The first batch of pancakes she makes however, go in the bin.
"Not quite right, darlin'," she says in the kitchen of her fabulous West End home. "Just a wee bit over-cooked."
The entertainer's attention to detail, and determination to please is not, however, limited to her leek soup and pancakes.
The lady hasn't survived in 'the business' for 60 years simply because she turns out decent fare. No, she works hard at her content and her performance.
And today highlights that. As soon as the lunch is over it's down to the detail of her upcoming Tron Theatre show.
Dorothy is set to feature in her first ever Audience With . . . type evening, with yours truly asking the questions. And Dorothy wants to get every aspect of her life just right.
"I'm really looking forward to the evening," she says. "I'm glad you're going to be asking the questions. But we've got to get the balance right.
"We want to tell the stories about my life, but at the same time we've got to try and be awfy funny, darlin'.
"I don't want people coming out and not having had a right good laugh."
And get a few surprises along the way? Is she up for a few tricky questions being thrown her way?
"Oh yes I am," she says, grinning. "And that's what you journalists do."
Regardless of how 'tricky' the questions are, fans are in for a treat.
The special charity evening will begin with Dorothy performing her classic cleaner sketch.
And the show will feature her singing daughter Lisa and friends Margaret Woods and Lawrie Baxter.
However, Dorothy is a classic storyteller. And fans will wallow in the tales she has to tell.
"I'll be talking about my mother of course," she says smiling. "She was just so incredibly funny. And I'll be talking about schooldays growing up in Dennistoun."
She'll reference other famous entertainers to come out of Dennistoun such as Rikki Fulton, Lulu and Bill Paterson.
She will talk about her early days as a schoolgirl soprano, her teenage days spent cycling and meeting boys. And of course the dancin'.
"We were all looking for the man of our dreams," she says, smiling.

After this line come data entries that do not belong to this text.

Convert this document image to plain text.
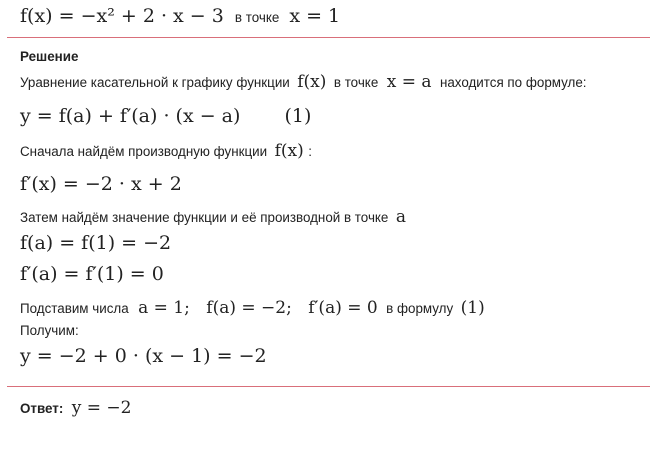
f(x) = −x² + 2 · x − 3 в точке x = 1
Решение
Уравнение касательной к графику функции f(x) в точке x = a находится по формуле:
y = f(a) + f′(a) · (x − a) (1)
Сначала найдём производную функции f(x) :
f′(x) = −2 · x + 2
Затем найдём значение функции и её производной в точке a
f(a) = f(1) = −2
f′(a) = f′(1) = 0
Подставим числа a = 1; f(a) = −2; f′(a) = 0 в формулу (1)
Получим:
y = −2 + 0 · (x − 1) = −2
Ответ: y = −2
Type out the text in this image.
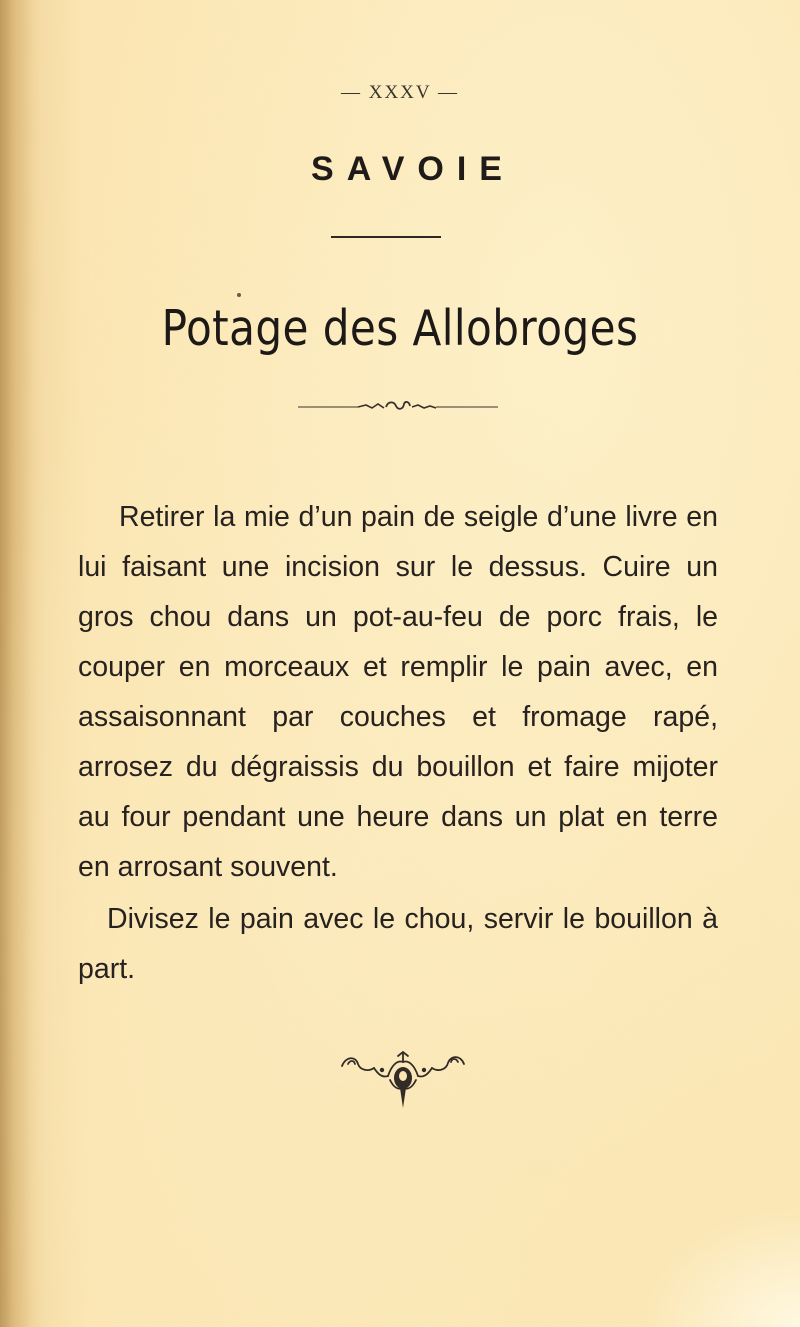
— XXXV —
SAVOIE
Potage des Allobroges

Retirer la mie d’un pain de seigle d’une livre en lui faisant une incision sur le dessus. Cuire un gros chou dans un pot-au-feu de porc frais, le couper en morceaux et remplir le pain avec, en assaisonnant par couches et fromage rapé, arrosez du dégraissis du bouillon et faire mijoter au four pendant une heure dans un plat en terre en arrosant souvent.

Divisez le pain avec le chou, servir le bouillon à part.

"And the young men we met were just that. For about a fortnight."
Dorothy will talk about her first job in C&A department store, working with a young Vera Weisfeld, and the move into showbiz, touring the country's small theatres and entering a world she couldn't have imagined.
"Working summer seasons in the likes of Rothesay was an absolute eye-opener," she says, grinning. "I'll have to talk about that."
Dorothy moved onto television and stardom in 1959 with the One O'Clock Gang, and found fame in sketch comedy.
But it was a gruelling experience, coming up with new comedy routines every day.
"There were some days I just didn't want to go on," she recalls. "The pressure just got too much."
However, Ms Paul grew to become one of the biggest names in entertainment in the country. But then came the difficult years.
She moved to Ireland with her husband, but when he died she had to bring up her two daughters.
Dorothy's life became a battle to survive. And one of the toughest battle grounds was the working men's clubs, during the Sixties and Seventies.
When club work was all to hard to find, Dorothy took in lodgers and sold insurance. She became a seamstress. She read the news on STV.
Now, Dorothy is at the age (74) where she can reflect on life, the hardest of times, but also the best of times.
"Comedy comes out of tragedy," she says. "And where you have drama you have the opportunity for a funny story. My life's certainly had enough drama in it."
The show will guarantee many funny moments. And even when Dorothy, who's working on the next volume of her life story, talks about her battle with the bottle, she'll reach for humour.
When she reveals how tough it has been for a woman to survive in the entertainment industry for 60 years, she'll do it with a wry smile on her face.
She'll talk about those in showbiz who've been fantastic to her her over the years.
BUT she'll also talk about the many times when she's been so wracked with nerves she contemplated going back to her old job at the Kraft Cheese Company.
"I will be a wee bit nervous on the night, because it will involve me baring my soul a bit," she says.
"But you'll be there to keep me right," she adds, grinning.
"We're going to have a lot of fun with this show, aren't we, darlin'?
"Now, do you think I should tell them the story about the Kirkcaldy Miner's Club. Or do you think it's too rude...?"
l An Evening With Dorothy Paul, Tron Theatre, October 21, 7.30pm.£15/£12.